The France-based multinational company is to reduce its annual production of the large-bodied, double-decker A380 down to 12 units in 2018, in contrast to the 27 units slated for delivery this year.
An Airbus spokesperson said the drop in the A380 production-line output had not happened yet, contrary to information published by French newspaper “Le Figaro” Tuesday morning.
The company’s source said the aircraft’s 2018 production target is set to be officially announced next January.
In an interview with the French daily, A380 Program Director Alain Fluorens said that the drop in the aircraft’s assembly rate “enables us to stagger deliveries while awaiting new orders.”
He also insisted on his belief that the aircraft had a commercial future, regardless of the current situation.

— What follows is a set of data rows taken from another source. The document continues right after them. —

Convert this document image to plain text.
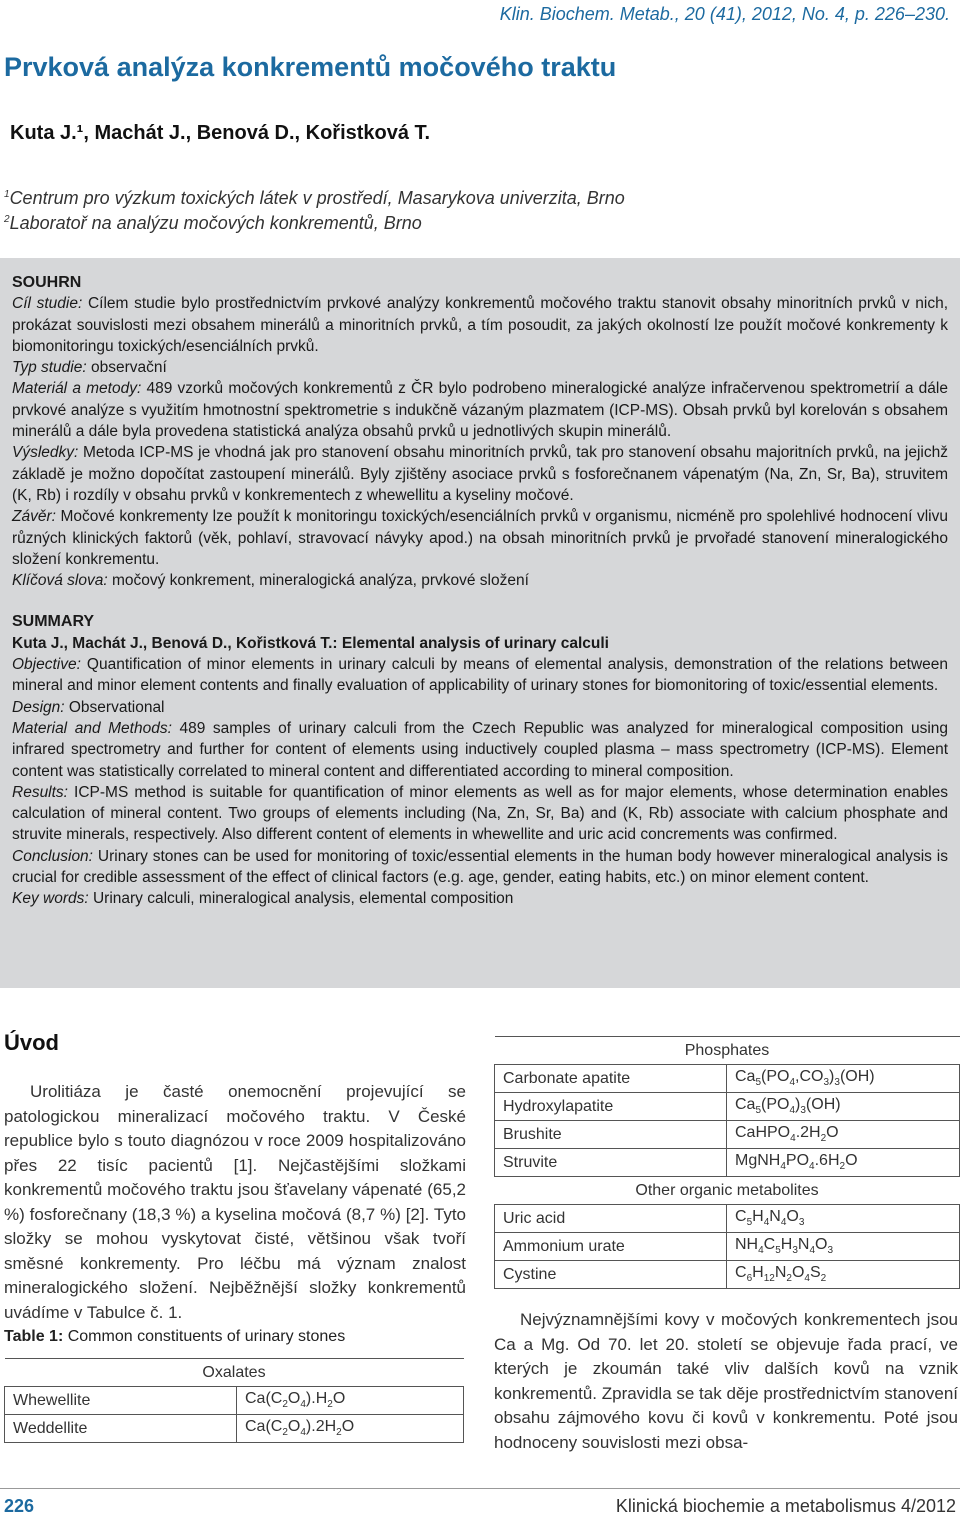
Klin. Biochem. Metab., 20 (41), 2012, No. 4, p. 226–230.
Prvková analýza konkrementů močového traktu
Kuta J.¹, Machát J., Benová D., Kořistková T.
$^1$Centrum pro výzkum toxických látek v prostředí, Masarykova univerzita, Brno
$^2$Laboratoř na analýzu močových konkrementů, Brno

SOUHRN

Cíl studie: Cílem studie bylo prostřednictvím prvkové analýzy konkrementů močového traktu stanovit obsahy minoritních prvků v nich, prokázat souvislosti mezi obsahem minerálů a minoritních prvků, a tím posoudit, za jakých okolností lze použít močové konkrementy k biomonitoringu toxických/esenciálních prvků.

Typ studie: observační

Materiál a metody: 489 vzorků močových konkrementů z ČR bylo podrobeno mineralogické analýze infračervenou spektrometrií a dále prvkové analýze s využitím hmotnostní spektrometrie s indukčně vázaným plazmatem (ICP-MS). Obsah prvků byl korelován s obsahem minerálů a dále byla provedena statistická analýza obsahů prvků u jednotlivých skupin minerálů.

Výsledky: Metoda ICP-MS je vhodná jak pro stanovení obsahu minoritních prvků, tak pro stanovení obsahu majoritních prvků, na jejichž základě je možno dopočítat zastoupení minerálů. Byly zjištěny asociace prvků s fosforečnanem vápenatým (Na, Zn, Sr, Ba), struvitem (K, Rb) i rozdíly v obsahu prvků v konkrementech z whewellitu a kyseliny močové.

Závěr: Močové konkrementy lze použít k monitoringu toxických/esenciálních prvků v organismu, nicméně pro spolehlivé hodnocení vlivu různých klinických faktorů (věk, pohlaví, stravovací návyky apod.) na obsah minoritních prvků je prvořadé stanovení mineralogického složení konkrementu.

Klíčová slova: močový konkrement, mineralogická analýza, prvkové složení

SUMMARY

Kuta J., Machát J., Benová D., Kořistková T.: Elemental analysis of urinary calculi

Objective: Quantification of minor elements in urinary calculi by means of elemental analysis, demonstration of the relations between mineral and minor element contents and finally evaluation of applicability of urinary stones for biomonitoring of toxic/essential elements.

Design: Observational

Material and Methods: 489 samples of urinary calculi from the Czech Republic was analyzed for mineralogical composition using infrared spectrometry and further for content of elements using inductively coupled plasma – mass spectrometry (ICP-MS). Element content was statistically correlated to mineral content and differentiated according to mineral composition.

Results: ICP-MS method is suitable for quantification of minor elements as well as for major elements, whose determination enables calculation of mineral content. Two groups of elements including (Na, Zn, Sr, Ba) and (K, Rb) associate with calcium phosphate and struvite minerals, respectively. Also different content of elements in whewellite and uric acid concrements was confirmed.

Conclusion: Urinary stones can be used for monitoring of toxic/essential elements in the human body however mineralogical analysis is crucial for credible assessment of the effect of clinical factors (e.g. age, gender, eating habits, etc.) on minor element content.

Key words: Urinary calculi, mineralogical analysis, elemental composition

Úvod
Urolitiáza je časté onemocnění projevující se patologickou mineralizací močového traktu. V České republice bylo s touto diagnózou v roce 2009 hospitalizováno přes 22 tisíc pacientů [1]. Nejčastějšími složkami konkrementů močového traktu jsou šťavelany vápenaté (65,2 %) fosforečnany (18,3 %) a kyselina močová (8,7 %) [2]. Tyto složky se mohou vyskytovat čisté, většinou však tvoří směsné konkrementy. Pro léčbu má význam znalost mineralogického složení. Nejběžnější složky konkrementů uvádíme v Tabulce č. 1.
Table 1: Common constituents of urinary stones
Oxalates	
Whewellite	$Ca(C_2O_4).H_2O$
Weddellite	$Ca(C_2O_4).2H_2O$
Phosphates	
Carbonate apatite	$Ca_5(PO_4,CO_3)_3(OH)$
Hydroxylapatite	$Ca_5(PO_4)_3(OH)$
Brushite	$CaHPO_4.2H_2O$
Struvite	$MgNH_4PO_4.6H_2O$
Other organic metabolites	
Uric acid	$C_5H_4N_4O_3$
Ammonium urate	$NH_4C_5H_3N_4O_3$
Cystine	$C_6H_{12}N_2O_4S_2$
Nejvýznamnějšími kovy v močových konkrementech jsou Ca a Mg. Od 70. let 20. století se objevuje řada prací, ve kterých je zkoumán také vliv dalších kovů na vznik konkrementů. Zpravidla se tak děje prostřednictvím stanovení obsahu zájmového kovu či kovů v konkrementu. Poté jsou hodnoceny souvislosti mezi obsa-
226	Klinická biochemie a metabolismus 4/2012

Fluorens added that the A380 “continues having a place within Airbus’ order books. It fits perfectly within the overall increase in airline traffic and airport saturation.”
Last July, the aircraft manufacturer had already announced a drop in the production rate of the airliner – which is capable of transporting 500 passengers, making it the largest aircraft in commercial aviation – after nearly two years with hardly any new orders.
Once this announcement was made public, Airbus CEO Tom Enders said he was confident that the production rate would make a future comeback.
In its forecast for the next 20 years, Airbus estimated that the global demand for large, wide-bodied aircraft with a capacity in excess of 400 seats (such as the A380 or Boeing’s 747-8) will reach 1,500 units.
This forecast was based on the notion that global air traffic doubles every 15 years and the fact that major city airports are going to face saturation issues independently of the progress made in improved Landing and Take-Off (LTO) cycles that enable a higher number of hourly flight operations.
In all, Airbus has 124 A380 units, pending delivery of the 319 units it has sold since the production program began in 2000.
The company has used this reasoning to justify going ahead with the one-unit-a-month assembly rate, even though Airbus hopes to sell a dozen A380s to Iran once an export certificate issue has been cleared.
Until the foreseeable recovery of this market niche, Fluorens said that Airbus plans to work on “optimizing the current aircraft to improve its productivity” with finishing options that enable higher flexibility and freedom in passenger cabin layout, according to the company’s needs.
A new version of the A380 has been discarded, as it would involve an investment of hundreds of millions or even billions of euros, with no guarantee of recouping said outlay within a foreseeable future.